Cashierless Store | Eva Koroleva

Cashierless Store

This project aimed to develop a fully automated, cashier-free retail experience for the Ministry of Digital Development of the Republic of Tatarstan, Russia.

Our mission was to create a seamless and secure environment where customers could browse, select products, and leave without traditional checkout processes.

Customer Identification

For secure entry, customers registered via a kiosk system combining biometric authentication and RFID-enabled access cards.

The facial recognition pipeline leveraged ArcFace, a state-of-the-art model that uses additive angular margin loss to enhance feature discriminability.

We integrated live anti-spoofing checks using vision transformer architectures to detect presentation attacks. For edge deployment, we quantized the model using TensorRT and optimized inference latency to under 80ms per frame on NVIDIA Jetson devices.

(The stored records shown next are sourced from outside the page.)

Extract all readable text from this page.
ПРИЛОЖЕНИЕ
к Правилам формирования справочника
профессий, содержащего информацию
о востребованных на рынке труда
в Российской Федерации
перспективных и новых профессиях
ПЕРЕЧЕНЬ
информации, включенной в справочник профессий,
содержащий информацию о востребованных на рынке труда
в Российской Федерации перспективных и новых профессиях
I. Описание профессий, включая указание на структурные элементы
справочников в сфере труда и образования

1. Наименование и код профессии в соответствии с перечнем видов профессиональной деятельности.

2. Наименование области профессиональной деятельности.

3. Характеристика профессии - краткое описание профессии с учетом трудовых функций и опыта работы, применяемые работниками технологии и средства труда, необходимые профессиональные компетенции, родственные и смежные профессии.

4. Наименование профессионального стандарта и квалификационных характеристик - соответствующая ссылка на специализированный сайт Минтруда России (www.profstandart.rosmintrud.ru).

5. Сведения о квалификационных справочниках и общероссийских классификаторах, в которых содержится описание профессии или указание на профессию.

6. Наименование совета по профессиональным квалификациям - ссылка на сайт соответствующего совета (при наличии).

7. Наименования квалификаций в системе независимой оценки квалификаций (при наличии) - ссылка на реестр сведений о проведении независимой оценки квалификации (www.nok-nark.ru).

Camera System and Calibration

The store deployed a hybrid camera system combining stereo depth sensors (Intel RealSense D455) and 4K PTZ cameras for wide-area coverage.

Calibration used a combination of traditional checkerboard patterns for intrinsic parameters and deep learning-based methods for dynamic distortion correction. Overhead fisheye cameras were processed using distortion-invariant object detection models to mitigate occlusion challenges in crowded areas.

Virtual Mapping and Tracking

Customer tracking combined DeepSORT for robust association of detections across frames and Kalman filters for motion prediction.

To handle cross-camera re-identification, we trained a transformer-based model (TransReID) on synthetic data. Real-time tracking latency was maintained at <200ms using ONNX Runtime with CUDA acceleration.

Object Detection and Recognition

Object Detection

Product recognition used a cascaded approach: YOLOv8 for real-time item localization followed by DETR-ResNet50 for fine-grained classification.

To distinguish visually similar products, we incorporated metric learning with triplet loss, trained on a dataset of 5000 SKUs. For edge cases like occluded items, we fused 2D visual data with RFID spatial signals from smart shelves.

Action Recognition

To detect product interactions, we deployed a temporal model combining SlowFast Networks for multi-speed feature extraction and MediaPipe Hands for precise hand localization.

The system achieved 89.4% F1-score on the EPIC-KITCHENS benchmark, validated against real-world shopping scenarios.

System Integration

The architecture used microservices for modular scalability, with gRPC ensuring low-latency communication between components.

Camera streams were processed through an optimized video analytics pipeline using NVIDIA DeepStream. The final system supported 150 concurrent users with end-to-end latency under 1.2 seconds.